Local communities must be involved in nature conservation within biosphere reserves and at World Natural Heritage Sites in Vietnam to ensure biodiversity is protected.

That was the conclusion of environmental experts attending a workshop in Hanoi on March 9 organised by the United Nations Educational, Scientific and Cultural Organisation (UNESCO) on conservation strategies for Vietnam.

A biosphere is established to conserve biodiversity by protecting natural resources. It was noted at the seminar that in many protected areas, wildlife conservation typically involved prohibiting or limiting the use of natural resources on which local communities rely for their livelihood for generations.

This approach poses a significant threat to local residents, who are often forced to leave their home to seek employment opportunities elsewhere. In addition, many traditional practices are being threatened by current conservation practices, the seminar heard.

That is why the impacts of resource-management decisions on local livelihoods must be considered. A more sustainable approach, the participants agreed, is to engage the local communities rather than get them to "stand there as a guard to protect the areas".
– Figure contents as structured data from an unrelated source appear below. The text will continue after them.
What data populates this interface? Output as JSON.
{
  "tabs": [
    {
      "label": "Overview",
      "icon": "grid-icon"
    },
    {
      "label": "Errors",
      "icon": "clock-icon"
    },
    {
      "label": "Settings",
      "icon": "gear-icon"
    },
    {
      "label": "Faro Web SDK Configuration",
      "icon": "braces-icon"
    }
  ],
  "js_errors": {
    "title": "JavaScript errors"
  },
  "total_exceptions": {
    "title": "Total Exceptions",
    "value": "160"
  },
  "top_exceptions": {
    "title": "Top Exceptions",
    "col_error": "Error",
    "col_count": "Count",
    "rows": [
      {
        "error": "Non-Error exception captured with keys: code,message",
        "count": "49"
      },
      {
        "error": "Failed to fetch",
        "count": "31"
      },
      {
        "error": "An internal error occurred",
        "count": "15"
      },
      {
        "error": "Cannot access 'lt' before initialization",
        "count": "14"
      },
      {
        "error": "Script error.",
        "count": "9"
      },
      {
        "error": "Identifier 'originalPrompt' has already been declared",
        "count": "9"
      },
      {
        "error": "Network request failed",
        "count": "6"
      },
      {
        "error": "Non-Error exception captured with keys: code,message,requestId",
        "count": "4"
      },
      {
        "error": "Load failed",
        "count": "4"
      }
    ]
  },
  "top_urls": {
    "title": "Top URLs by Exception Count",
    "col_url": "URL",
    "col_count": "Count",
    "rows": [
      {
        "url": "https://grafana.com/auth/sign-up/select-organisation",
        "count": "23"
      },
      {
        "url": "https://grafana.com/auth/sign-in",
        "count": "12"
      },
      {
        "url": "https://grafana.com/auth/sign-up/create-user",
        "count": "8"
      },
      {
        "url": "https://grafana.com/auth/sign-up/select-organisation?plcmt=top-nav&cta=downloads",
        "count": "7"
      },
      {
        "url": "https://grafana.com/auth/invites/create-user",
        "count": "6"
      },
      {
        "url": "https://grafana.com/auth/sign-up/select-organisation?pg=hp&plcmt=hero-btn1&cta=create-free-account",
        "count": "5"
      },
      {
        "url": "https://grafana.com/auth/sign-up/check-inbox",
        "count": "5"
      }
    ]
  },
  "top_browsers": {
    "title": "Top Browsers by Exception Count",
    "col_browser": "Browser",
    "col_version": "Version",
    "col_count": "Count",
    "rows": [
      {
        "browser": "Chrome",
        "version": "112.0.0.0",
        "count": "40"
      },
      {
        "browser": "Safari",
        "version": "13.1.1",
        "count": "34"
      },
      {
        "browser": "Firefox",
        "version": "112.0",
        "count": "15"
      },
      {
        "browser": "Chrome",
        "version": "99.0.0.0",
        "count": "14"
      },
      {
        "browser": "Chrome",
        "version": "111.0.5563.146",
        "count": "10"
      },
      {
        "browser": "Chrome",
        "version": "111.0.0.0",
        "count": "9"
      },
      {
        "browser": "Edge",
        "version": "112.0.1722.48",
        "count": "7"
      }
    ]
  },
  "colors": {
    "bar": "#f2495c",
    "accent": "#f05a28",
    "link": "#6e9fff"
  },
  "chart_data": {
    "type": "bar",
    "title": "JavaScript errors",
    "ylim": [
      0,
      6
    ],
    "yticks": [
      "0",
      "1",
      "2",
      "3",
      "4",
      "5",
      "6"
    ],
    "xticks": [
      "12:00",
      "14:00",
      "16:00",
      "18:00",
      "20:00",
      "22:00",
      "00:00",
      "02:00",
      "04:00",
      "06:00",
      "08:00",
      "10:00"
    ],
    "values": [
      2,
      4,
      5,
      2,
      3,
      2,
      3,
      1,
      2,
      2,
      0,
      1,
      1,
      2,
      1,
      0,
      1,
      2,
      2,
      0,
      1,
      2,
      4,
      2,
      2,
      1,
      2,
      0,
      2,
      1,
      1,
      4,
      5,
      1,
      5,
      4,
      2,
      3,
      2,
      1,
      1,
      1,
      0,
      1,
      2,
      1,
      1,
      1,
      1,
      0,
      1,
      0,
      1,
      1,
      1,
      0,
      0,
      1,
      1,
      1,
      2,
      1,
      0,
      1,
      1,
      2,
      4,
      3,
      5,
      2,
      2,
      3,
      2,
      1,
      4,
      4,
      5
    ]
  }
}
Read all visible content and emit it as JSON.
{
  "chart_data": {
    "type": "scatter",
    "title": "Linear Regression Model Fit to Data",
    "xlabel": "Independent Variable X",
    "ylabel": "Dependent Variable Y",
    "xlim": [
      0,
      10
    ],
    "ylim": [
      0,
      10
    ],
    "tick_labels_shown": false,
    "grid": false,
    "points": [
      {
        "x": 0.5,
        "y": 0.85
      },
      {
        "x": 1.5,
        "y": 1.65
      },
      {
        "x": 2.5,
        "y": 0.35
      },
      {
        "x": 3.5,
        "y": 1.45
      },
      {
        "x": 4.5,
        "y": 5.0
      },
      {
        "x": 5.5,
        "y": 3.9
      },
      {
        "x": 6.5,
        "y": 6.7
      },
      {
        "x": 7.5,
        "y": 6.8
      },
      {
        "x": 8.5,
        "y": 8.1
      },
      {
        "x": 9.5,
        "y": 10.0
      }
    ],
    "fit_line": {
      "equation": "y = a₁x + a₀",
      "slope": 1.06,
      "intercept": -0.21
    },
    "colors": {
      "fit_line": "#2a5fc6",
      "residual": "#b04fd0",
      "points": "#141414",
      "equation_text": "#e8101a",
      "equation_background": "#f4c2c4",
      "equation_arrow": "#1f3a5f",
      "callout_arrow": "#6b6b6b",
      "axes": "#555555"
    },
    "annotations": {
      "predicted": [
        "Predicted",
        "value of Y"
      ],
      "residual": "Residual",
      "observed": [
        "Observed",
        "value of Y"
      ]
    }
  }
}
Katherine Muller-Marin, UNESCO representative to Vietnam, said: "Many local communities live in and around biosphere reserves and world heritage areas and have rich inter-generational knowledge about the sustainable use of natural resources.

"That's why it's important that the traditional knowledge of communities living near such sites is safeguarded and integrated into local livelihood development initiatives."

Vo Chi Trung, from Vietnam Man and Biodiversity National Committee, said it is not until recently that we have realised the importance of local ingenuity in conservation. Although it was first mentioned two decades ago, its application has been insignificant because such wisdom has not effectively translated into policies.

"When it comes to the effective use of natural resources, local people know best." He cited the example of U Minh Melaleuca forest where in the upper part there has been numerous fires, while in the lower section there has been very few.

"The secret for this remarkable fact is that in the lower U Minh bee keepers rely on the Melaleuca trees. They know very well how the wind changes and can help to very effectively prevent forest fires," he said.
He said local people should be enlisted to protect the local environment rather than forest rangers because they knew the local environment best.

This view was echoed by Nguyen Manh Hiep, from the Directorate of Forestry's Nature Conservation Department. He said local residents should be closely involved in protecting the natural environment because there are only 10,000 forest rangers in the country but 40 million people whose lives depend on forests for their livelihood.

From September 2009 to June 2012, a UNESCO-led pilot project in four biosphere reserves in Ca Mau, Hai Phong, Dong Nai and Nghe An was designed to encourage local communities to develop non-timber forestry products and practise eco-tourism and participate in planning and zoning within buffer zones./.